The supporting cast is good too, though the aforementioned trio of stars dominate the proceedings. J. Paul Jones–shifty and shrewd but rather jittery–is an excellent contrast to Beery as Canfield’s co-conspirator Boyd. Al Bridge is great as their leading henchman Curley Bates, a reptilian and untrustworthy individual who spins lies with sardonic assurance and coolly tries to doublecross his own bosses at one point. Greta Grandstedt is cute and appealingly energetic as the heroine, and Barrie O’Daniels makes an unexpectedly suave and dignified “girl’s brother.” Jack Mower is the determined leader of the vigilantes and Ed Peil is the harassed sheriff; Al Taylor, Jack Byron, Victor Adamson, and Charles Schaeffer play some of the leading outlaws, and Yakima Canutt appears as two separate rustlers. Lew Kelly is Darro’s ill-fated father, and little Carl Russell does a very moving job as the young Darro; Kelly’s death and Russell’s reaction to it is one of the most tear-jerking scenes in any serial. William Desmond pops up as a ranger captain in Chapter One, and Lane Chandler is suitably likable and authoritative in his brief appearance as Carey’s brother.

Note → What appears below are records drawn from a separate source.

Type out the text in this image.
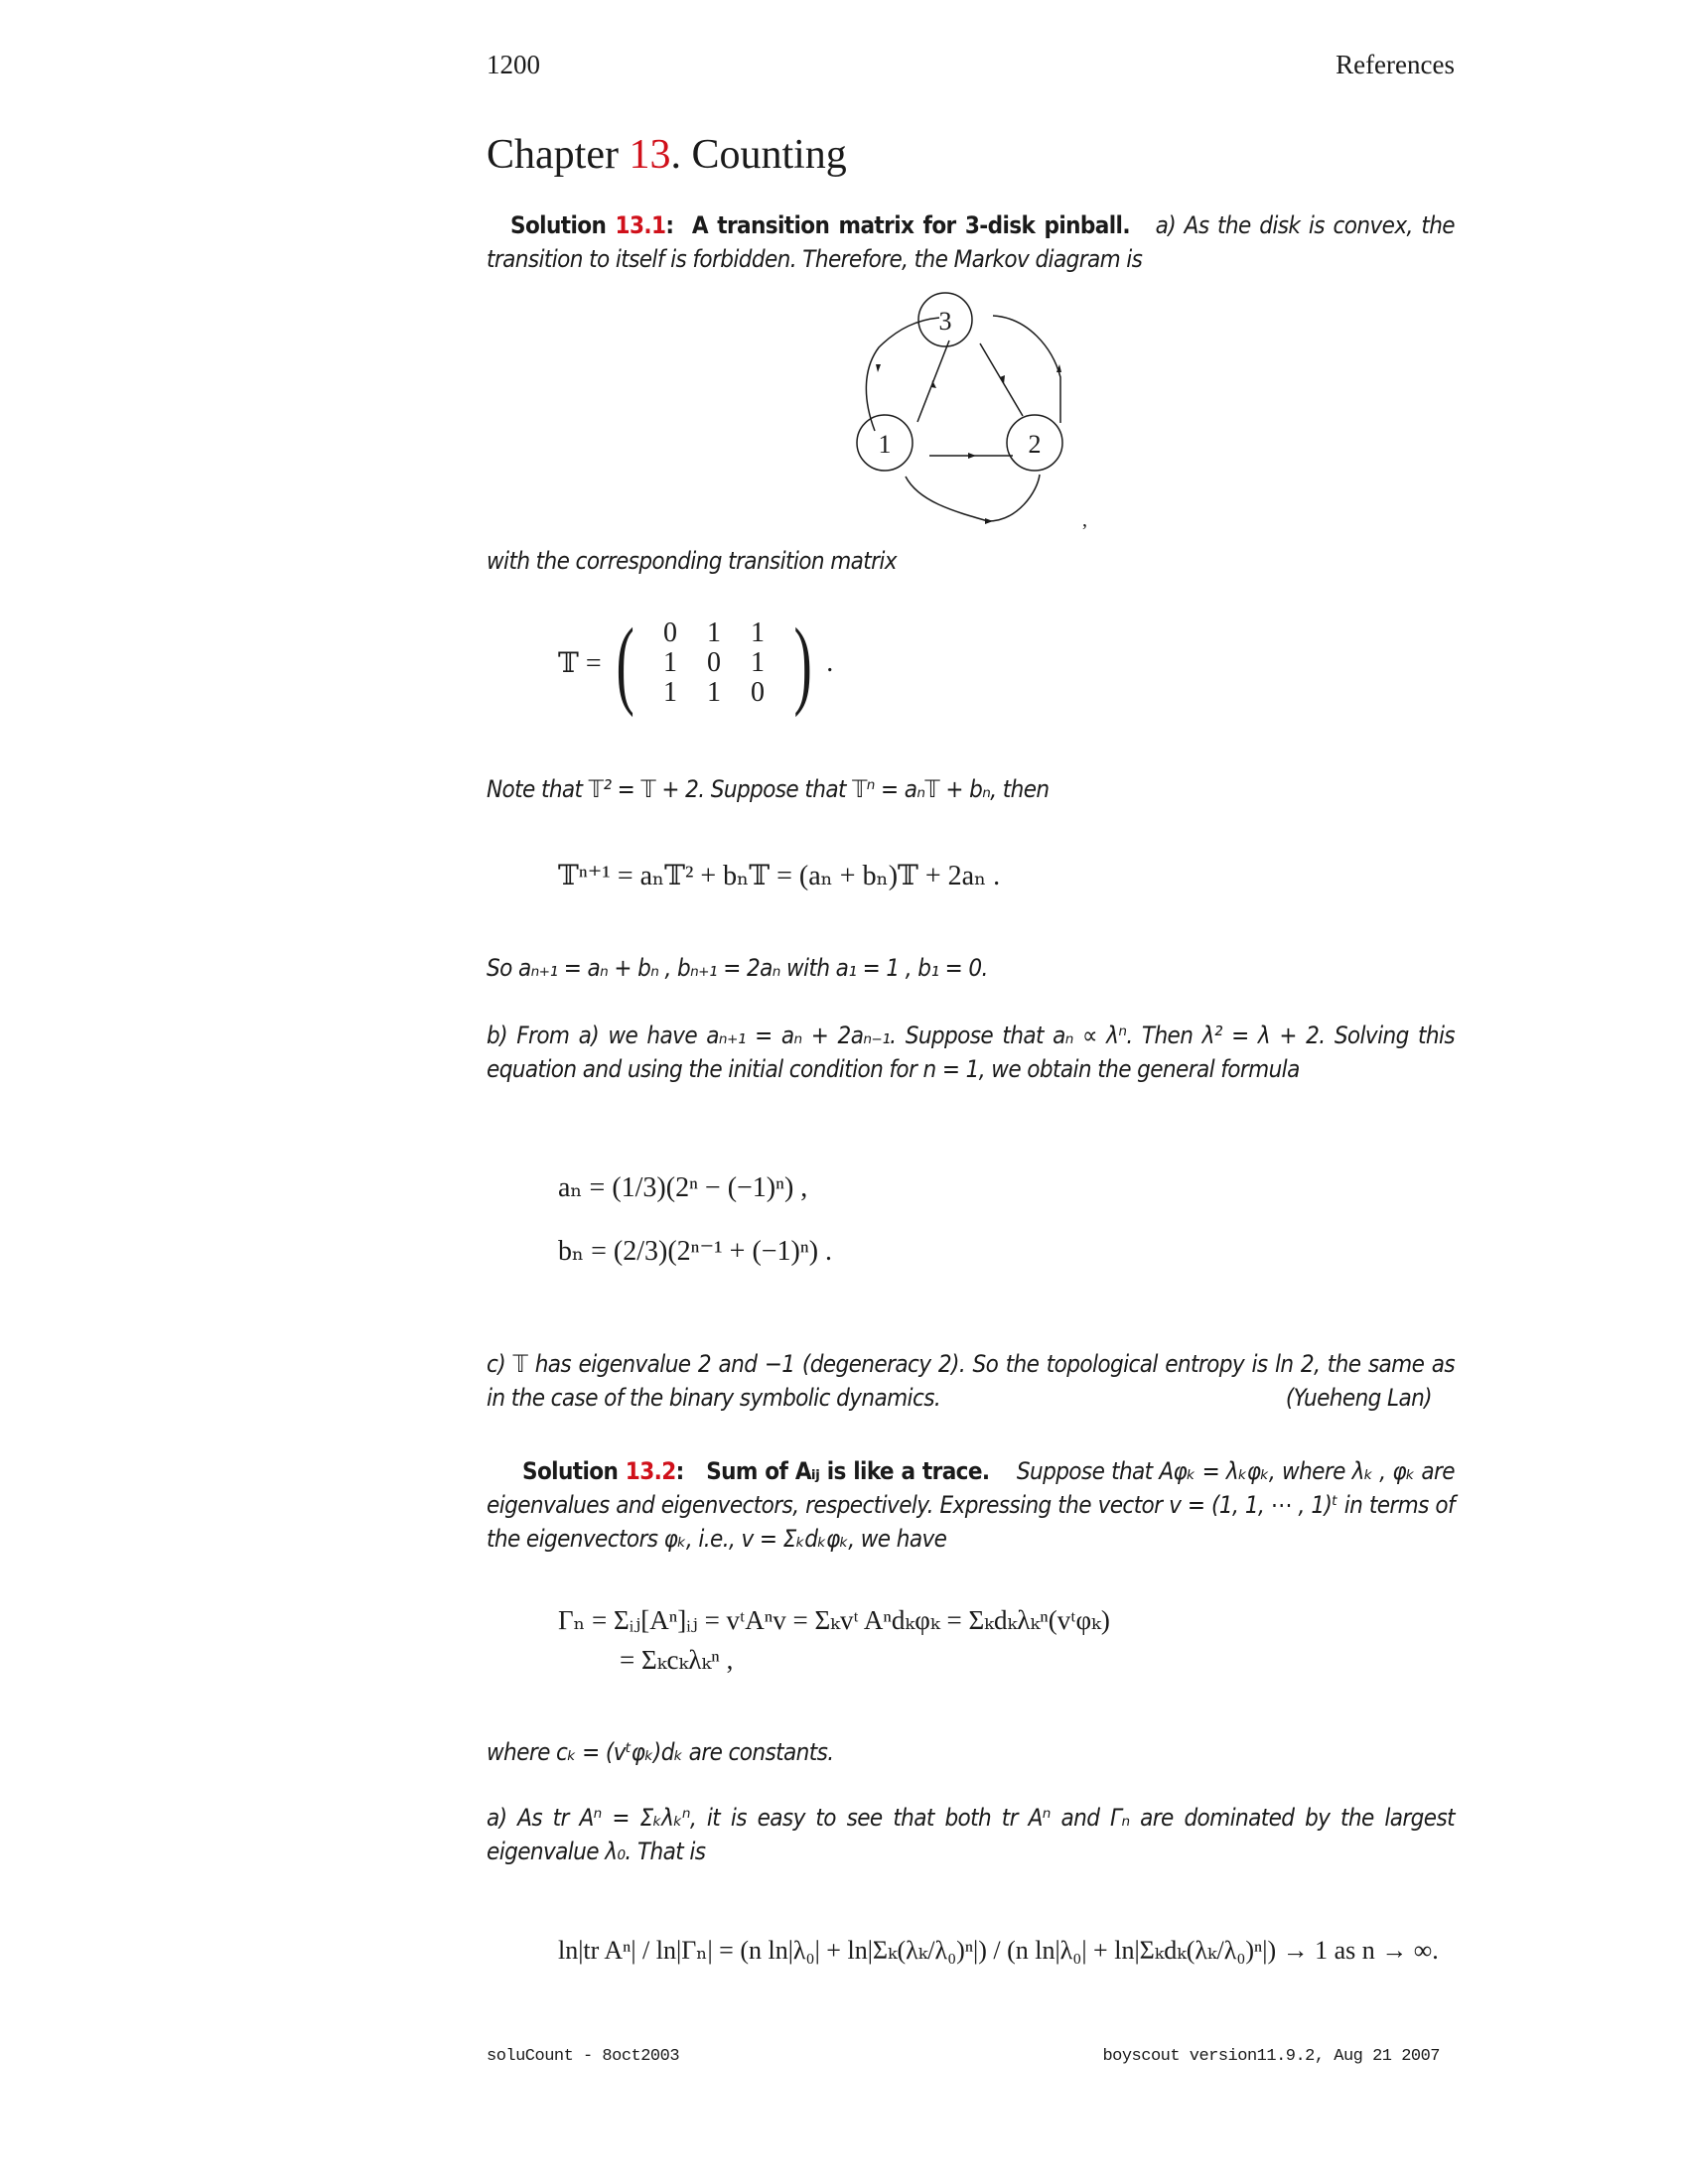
1200	References
Chapter 13. Counting
Solution 13.1:  A transition matrix for 3-disk pinball. a) As the disk is convex, the transition to itself is forbidden. Therefore, the Markov diagram is
3
1	2
,
with the corresponding transition matrix
𝕋 = (	0	1	1
1	0	1
1	1	0 ) .
Note that 𝕋² = 𝕋 + 2. Suppose that 𝕋ⁿ = aₙ𝕋 + bₙ, then
𝕋ⁿ⁺¹ = aₙ𝕋² + bₙ𝕋 = (aₙ + bₙ)𝕋 + 2aₙ .
So aₙ₊₁ = aₙ + bₙ , bₙ₊₁ = 2aₙ with a₁ = 1 , b₁ = 0.
b) From a) we have aₙ₊₁ = aₙ + 2aₙ₋₁. Suppose that aₙ ∝ λⁿ. Then λ² = λ + 2. Solving this equation and using the initial condition for n = 1, we obtain the general formula
aₙ = (1/3)(2ⁿ − (−1)ⁿ) ,
bₙ = (2/3)(2ⁿ⁻¹ + (−1)ⁿ) .
c) 𝕋 has eigenvalue 2 and −1 (degeneracy 2). So the topological entropy is ln 2, the same as in the case of the binary symbolic dynamics.	(Yueheng Lan)
Solution 13.2:   Sum of Aᵢⱼ is like a trace. Suppose that Aφₖ = λₖφₖ, where λₖ , φₖ are eigenvalues and eigenvectors, respectively. Expressing the vector v = (1, 1, ⋯ , 1)ᵗ in terms of the eigenvectors φₖ, i.e., v = Σₖdₖφₖ, we have
Γₙ = Σᵢⱼ[Aⁿ]ᵢⱼ = vᵗAⁿv = Σₖvᵗ Aⁿdₖφₖ = Σₖdₖλₖⁿ(vᵗφₖ)
= Σₖcₖλₖⁿ ,
where cₖ = (vᵗφₖ)dₖ are constants.
a) As tr Aⁿ = Σₖλₖⁿ, it is easy to see that both tr Aⁿ and Γₙ are dominated by the largest eigenvalue λ₀. That is
ln|tr Aⁿ| / ln|Γₙ| = (n ln|λ₀| + ln|Σₖ(λₖ/λ₀)ⁿ|) / (n ln|λ₀| + ln|Σₖdₖ(λₖ/λ₀)ⁿ|) → 1 as n → ∞.
soluCount - 8oct2003	boyscout version11.9.2, Aug 21 2007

I shouldn’t omit to mention Apache as the serial’s title character, although he performs fewer animal heroics than the various members of the Rin Tin Tin clan in Mascot’s other serials (probably because producer Nat Levine was unable to secure the famous Rex, King of the Wild Horses, as he’d originally planned, and had to go with a younger and less thoroughly-trained equine). Still, he’s a fine-looking horse, and his character certainly lives up to his ominous nickname as he repeatedly stomps the unlucky villains that threaten his young pal Darro. The opening titles, which show Apache galloping around majestically, begin the serial on a properly rousing note; interestingly, the music accompanying these openings is none other than the William Tell Overture, before it began its long association with the Lone Ranger.
The Devil Horse’s combination of fast-moving action with a simple but emotionally involving plot makes the serial very appealing, and its strong cast gives it yet another boost; though seldom listed by reviewers as one of Mascot’s top efforts, it definitely belongs on such a list.